Above-mentioned speech energy judges that flow process and voice direction judgement flow process can be jointly as the foundations of judging.That is to say, can judge that when speech energy flow process and voice direction judgement flow process all are judged as when having detected voice signal, just regard as at last and have detected voice signal really.On the other hand, also can be to judge flow process when speech energy or one of them is judged as when detecting voice signal when voice direction is judged flow process, just identification has detected voice signal.

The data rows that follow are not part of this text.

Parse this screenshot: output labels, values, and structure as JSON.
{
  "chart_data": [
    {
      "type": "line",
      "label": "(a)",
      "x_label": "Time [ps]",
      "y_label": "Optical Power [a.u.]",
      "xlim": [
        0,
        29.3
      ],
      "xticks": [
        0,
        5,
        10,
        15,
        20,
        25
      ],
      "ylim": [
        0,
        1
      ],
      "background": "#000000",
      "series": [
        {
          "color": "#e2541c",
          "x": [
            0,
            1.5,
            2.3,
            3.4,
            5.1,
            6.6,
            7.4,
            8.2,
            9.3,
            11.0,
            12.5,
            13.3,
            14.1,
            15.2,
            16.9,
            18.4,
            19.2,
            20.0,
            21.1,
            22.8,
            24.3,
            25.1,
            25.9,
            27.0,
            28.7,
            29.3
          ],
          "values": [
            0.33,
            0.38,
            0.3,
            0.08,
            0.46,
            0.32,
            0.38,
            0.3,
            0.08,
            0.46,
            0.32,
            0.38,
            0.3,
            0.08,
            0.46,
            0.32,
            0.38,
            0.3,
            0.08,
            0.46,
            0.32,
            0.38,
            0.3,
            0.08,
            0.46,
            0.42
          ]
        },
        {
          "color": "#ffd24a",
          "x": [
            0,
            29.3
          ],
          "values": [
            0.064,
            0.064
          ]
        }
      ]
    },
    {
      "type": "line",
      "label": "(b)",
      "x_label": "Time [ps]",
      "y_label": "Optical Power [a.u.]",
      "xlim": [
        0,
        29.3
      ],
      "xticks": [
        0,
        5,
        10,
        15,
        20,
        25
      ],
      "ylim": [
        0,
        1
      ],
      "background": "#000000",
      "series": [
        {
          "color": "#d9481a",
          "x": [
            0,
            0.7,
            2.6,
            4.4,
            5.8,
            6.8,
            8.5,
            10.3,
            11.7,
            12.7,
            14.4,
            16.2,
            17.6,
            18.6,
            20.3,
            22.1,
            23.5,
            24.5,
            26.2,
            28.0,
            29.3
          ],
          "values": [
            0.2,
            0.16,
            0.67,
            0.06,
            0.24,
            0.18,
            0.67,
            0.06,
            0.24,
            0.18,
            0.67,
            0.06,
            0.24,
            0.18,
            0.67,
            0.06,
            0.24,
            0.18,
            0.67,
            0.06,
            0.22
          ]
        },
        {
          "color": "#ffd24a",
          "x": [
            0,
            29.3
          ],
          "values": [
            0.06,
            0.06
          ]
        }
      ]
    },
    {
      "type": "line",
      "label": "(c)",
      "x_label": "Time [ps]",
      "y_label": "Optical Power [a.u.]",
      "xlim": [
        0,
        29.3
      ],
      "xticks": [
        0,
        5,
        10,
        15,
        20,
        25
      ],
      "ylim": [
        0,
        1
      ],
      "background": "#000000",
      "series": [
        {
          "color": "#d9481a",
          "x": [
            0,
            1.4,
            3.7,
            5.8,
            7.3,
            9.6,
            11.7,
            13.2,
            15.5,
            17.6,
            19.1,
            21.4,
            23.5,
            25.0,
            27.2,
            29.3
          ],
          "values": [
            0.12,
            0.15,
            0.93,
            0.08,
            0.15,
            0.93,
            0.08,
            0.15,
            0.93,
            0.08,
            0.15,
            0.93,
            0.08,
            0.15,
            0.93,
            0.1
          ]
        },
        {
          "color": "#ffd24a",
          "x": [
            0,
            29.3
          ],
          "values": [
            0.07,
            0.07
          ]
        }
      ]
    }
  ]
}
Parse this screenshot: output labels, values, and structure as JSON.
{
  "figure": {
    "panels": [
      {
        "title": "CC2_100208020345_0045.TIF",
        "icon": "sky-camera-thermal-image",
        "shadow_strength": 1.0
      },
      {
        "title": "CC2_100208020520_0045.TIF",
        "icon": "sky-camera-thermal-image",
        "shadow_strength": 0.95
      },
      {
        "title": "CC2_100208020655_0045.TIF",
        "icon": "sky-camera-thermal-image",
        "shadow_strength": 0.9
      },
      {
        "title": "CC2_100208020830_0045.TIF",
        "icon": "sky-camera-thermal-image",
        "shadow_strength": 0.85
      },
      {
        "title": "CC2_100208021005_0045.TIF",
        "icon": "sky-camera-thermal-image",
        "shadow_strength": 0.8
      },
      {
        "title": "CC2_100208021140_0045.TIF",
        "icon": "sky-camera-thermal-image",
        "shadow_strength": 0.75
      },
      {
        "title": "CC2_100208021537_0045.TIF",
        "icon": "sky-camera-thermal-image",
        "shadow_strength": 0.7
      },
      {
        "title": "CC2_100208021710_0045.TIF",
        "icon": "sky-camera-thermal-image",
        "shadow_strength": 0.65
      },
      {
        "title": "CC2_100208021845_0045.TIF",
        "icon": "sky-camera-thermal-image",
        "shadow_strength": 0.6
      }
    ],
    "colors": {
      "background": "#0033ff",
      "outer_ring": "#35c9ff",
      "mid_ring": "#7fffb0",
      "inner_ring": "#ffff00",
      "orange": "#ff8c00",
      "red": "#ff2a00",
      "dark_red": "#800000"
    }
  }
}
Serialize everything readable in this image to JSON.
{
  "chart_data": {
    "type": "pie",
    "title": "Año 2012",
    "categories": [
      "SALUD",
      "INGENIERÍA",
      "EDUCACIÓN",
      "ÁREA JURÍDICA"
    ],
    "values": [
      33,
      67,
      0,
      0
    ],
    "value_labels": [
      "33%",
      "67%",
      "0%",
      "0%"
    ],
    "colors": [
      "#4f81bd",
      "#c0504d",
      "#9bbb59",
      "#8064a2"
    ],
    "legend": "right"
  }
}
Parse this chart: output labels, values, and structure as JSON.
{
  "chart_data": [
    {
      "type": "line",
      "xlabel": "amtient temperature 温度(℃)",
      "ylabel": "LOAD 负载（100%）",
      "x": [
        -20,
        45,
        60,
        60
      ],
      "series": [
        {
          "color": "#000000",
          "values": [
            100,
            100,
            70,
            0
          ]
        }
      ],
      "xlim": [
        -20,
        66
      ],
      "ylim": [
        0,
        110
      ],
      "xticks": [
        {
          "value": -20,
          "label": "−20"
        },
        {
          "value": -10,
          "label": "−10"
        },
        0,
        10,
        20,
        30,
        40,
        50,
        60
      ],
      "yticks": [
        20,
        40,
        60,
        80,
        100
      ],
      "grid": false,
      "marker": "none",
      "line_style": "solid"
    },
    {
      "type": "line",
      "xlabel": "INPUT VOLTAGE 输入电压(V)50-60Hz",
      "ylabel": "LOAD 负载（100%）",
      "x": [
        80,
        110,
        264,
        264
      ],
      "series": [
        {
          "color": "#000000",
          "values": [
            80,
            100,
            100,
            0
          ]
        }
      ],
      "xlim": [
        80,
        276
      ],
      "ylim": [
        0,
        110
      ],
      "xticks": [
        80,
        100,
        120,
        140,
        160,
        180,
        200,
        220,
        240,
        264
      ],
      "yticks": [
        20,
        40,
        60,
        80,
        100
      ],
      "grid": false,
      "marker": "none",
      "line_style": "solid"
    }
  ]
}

Above-mentioned voice method for detecting the whole bag of tricks capable of using is implemented.For example, this technology can be implemented in hardware, firmware, software or combination wherein.For a hardware embodiment; Can be at one or more ASIC (application-specific integrated circuit; ASIC), digital signal processor (digital signal processor; DSP), the programmable logical device (programmable logic device, PLD), imitate programmable gate array (FPGA), processor, controller, microcontroller, microprocessor, electronic equipment, through the processing unit of design with other electronic unit or a combination wherein of carrying out function described herein.
For a firmware and/or software implementation example, the voice method for detecting that available programs instructs embodiment of the present invention to disclose.For example, the said procedure instruction can be stored in the internal memory and can carry out by a processor.
Certainly; The present invention also can have other various embodiments; Under the situation that does not deviate from spirit of the present invention and essence thereof; Those of ordinary skill in the art work as can make various corresponding changes and distortion according to the present invention, but these corresponding changes and distortion all should belong to the protection domain of the appended claim of the present invention.